Still, there are many indications that the campaign launched by George W. Bush after Sept. 11, 2001 -- an effort that for all its faults has prevented another attack on the U.S. homeland -- is losing momentum. Just 5 percent of voters in a pre-election Washington Post-ABC poll cited terrorism as their biggest concern. Last Sunday, The Post's Craig Whitlock reported that the global system for blacklisting financiers of al-Qaeda and other terrorist groups was "at risk of collapse" because of court challenges and faltering commitment by governments -- including some in Europe. European leaders are also loath to commit more troops to Afghanistan.
Among Democrats in Congress, there is a pent-up demand to reverse some of Mr. Bush's anti-terrorism measures, starting with the detention of foreign prisoners at Guantanamo Bay, Cuba. While that's a step we support, it leaves open the questions of what to do with more than 250 accused "enemy combatants" still there -- many of them senior al-Qaeda leaders or dangerous militants -- and how and where to hold al-Qaeda operatives who are captured abroad in the future. Some who have advised Mr. Obama, such as former national security adviser Zbigniew Brzezinski, question the premises of a "war on terror." All this means that Mr. Obama will face a challenge, early on, in defining what the fight against terrorism means for his administration and how it will be waged. Whether or not he adopts the term "war on terror," he will have to convince Americans, his party and U.S. allies that the threat remains real and urgent -- because, as anyone following events in Afghanistan and Pakistan knows, it does. But he will also have to distinguish his own campaign from that of Mr. Bush, eliminating the excesses of the latter without lessening the pressure on al-Qaeda.
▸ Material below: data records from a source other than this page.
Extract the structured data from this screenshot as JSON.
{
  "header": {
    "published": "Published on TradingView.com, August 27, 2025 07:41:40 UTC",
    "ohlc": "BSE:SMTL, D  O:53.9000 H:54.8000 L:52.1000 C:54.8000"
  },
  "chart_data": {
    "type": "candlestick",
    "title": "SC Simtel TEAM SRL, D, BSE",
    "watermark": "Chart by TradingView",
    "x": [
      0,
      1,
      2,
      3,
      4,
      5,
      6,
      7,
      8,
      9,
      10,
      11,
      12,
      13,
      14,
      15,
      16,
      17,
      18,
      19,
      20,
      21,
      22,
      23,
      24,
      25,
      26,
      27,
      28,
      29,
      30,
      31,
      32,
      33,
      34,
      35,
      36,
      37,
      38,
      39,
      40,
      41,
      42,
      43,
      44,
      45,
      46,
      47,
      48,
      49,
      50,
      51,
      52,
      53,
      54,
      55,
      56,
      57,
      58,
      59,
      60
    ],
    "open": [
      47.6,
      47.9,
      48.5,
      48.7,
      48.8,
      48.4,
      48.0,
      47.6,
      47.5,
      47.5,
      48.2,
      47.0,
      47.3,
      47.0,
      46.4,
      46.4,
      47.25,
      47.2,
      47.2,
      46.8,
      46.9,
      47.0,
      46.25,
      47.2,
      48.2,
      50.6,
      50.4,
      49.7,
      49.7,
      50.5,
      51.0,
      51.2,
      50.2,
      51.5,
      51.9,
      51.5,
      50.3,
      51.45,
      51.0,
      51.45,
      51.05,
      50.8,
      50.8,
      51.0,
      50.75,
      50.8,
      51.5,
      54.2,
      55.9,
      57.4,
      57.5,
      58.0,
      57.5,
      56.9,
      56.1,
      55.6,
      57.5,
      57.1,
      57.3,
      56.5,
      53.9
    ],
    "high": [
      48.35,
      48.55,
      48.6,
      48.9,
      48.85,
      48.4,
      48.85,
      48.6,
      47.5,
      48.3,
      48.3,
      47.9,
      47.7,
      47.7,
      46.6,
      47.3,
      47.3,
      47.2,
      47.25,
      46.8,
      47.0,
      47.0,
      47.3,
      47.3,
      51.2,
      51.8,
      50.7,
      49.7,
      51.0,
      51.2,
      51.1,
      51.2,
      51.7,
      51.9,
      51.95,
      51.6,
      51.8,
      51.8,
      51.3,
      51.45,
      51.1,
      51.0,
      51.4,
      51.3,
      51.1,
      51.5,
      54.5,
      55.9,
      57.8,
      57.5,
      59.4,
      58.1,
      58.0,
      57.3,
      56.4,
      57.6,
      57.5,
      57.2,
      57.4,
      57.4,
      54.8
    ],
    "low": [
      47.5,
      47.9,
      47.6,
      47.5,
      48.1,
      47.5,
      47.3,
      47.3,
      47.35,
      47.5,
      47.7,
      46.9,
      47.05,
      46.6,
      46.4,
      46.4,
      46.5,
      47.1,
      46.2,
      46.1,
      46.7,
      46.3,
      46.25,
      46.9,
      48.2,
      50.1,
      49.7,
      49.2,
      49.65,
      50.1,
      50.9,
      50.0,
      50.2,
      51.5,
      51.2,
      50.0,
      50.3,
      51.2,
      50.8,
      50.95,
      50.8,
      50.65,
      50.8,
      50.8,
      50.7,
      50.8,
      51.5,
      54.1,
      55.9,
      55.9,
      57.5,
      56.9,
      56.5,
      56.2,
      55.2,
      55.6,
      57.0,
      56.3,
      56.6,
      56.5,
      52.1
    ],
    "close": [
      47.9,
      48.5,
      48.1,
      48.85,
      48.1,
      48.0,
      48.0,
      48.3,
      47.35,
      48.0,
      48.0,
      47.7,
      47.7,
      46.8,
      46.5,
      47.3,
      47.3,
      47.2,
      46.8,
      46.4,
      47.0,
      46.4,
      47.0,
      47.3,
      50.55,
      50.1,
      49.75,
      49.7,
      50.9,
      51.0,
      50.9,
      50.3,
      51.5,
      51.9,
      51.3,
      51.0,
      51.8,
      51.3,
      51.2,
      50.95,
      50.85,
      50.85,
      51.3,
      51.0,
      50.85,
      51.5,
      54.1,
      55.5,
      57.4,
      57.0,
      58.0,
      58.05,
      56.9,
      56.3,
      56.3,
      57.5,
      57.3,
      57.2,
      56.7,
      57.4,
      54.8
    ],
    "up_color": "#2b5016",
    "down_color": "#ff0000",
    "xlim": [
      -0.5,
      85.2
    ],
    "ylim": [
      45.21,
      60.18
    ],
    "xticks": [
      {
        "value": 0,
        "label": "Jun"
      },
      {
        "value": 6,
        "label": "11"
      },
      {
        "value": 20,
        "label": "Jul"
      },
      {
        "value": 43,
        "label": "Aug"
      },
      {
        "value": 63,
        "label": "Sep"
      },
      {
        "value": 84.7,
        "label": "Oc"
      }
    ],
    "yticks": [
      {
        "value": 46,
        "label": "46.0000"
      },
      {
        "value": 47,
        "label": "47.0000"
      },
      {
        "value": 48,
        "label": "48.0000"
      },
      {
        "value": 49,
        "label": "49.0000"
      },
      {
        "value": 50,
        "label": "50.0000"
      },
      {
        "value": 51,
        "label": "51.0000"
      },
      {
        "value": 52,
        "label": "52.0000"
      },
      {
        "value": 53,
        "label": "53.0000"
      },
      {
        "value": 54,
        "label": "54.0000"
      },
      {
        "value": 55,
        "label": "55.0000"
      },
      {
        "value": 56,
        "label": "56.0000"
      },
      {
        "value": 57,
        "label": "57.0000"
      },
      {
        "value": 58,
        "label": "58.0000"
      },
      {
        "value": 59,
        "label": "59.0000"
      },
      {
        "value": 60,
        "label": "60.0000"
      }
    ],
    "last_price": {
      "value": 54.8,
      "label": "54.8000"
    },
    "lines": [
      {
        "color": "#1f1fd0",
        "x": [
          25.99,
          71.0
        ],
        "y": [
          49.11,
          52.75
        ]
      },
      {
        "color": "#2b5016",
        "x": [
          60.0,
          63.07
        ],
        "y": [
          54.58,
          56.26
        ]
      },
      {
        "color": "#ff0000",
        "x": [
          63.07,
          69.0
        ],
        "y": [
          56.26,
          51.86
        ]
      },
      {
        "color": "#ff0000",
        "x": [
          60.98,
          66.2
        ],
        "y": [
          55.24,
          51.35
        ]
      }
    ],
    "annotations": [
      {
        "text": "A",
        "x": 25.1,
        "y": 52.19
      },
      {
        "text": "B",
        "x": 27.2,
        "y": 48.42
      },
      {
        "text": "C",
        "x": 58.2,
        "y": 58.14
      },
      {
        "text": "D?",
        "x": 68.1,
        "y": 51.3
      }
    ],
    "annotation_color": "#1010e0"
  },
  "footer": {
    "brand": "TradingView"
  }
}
In political terms, the toughest part of this may not lie in Afghanistan or Pakistan but at Guantanamo. Mr. Bush will leave behind a broken system for detaining and trying the "enemy combatants" there; its military review panels and commission trials have little international credibility and were crippled by a Supreme Court decision in June allowing prisoners to challenge their detentions in federal court. But the U.S. legal system does not provide enough flexibility to detain suspects who may not be guilty of a crime but pose a serious security threat.
The reasonable solution is new legislation that would allow the detention of al-Qaeda militants in either the United States or prisons it controls abroad, while banning abusive treatment and providing for regular and full review by independent judges. An early proposal of such a regime by Mr. Obama to Congress, coupled with the announcement of Guantanamo's closing, would signal that he will be serious about fighting al-Qaeda -- and also that he will avoid Mr. Bush's mistakes.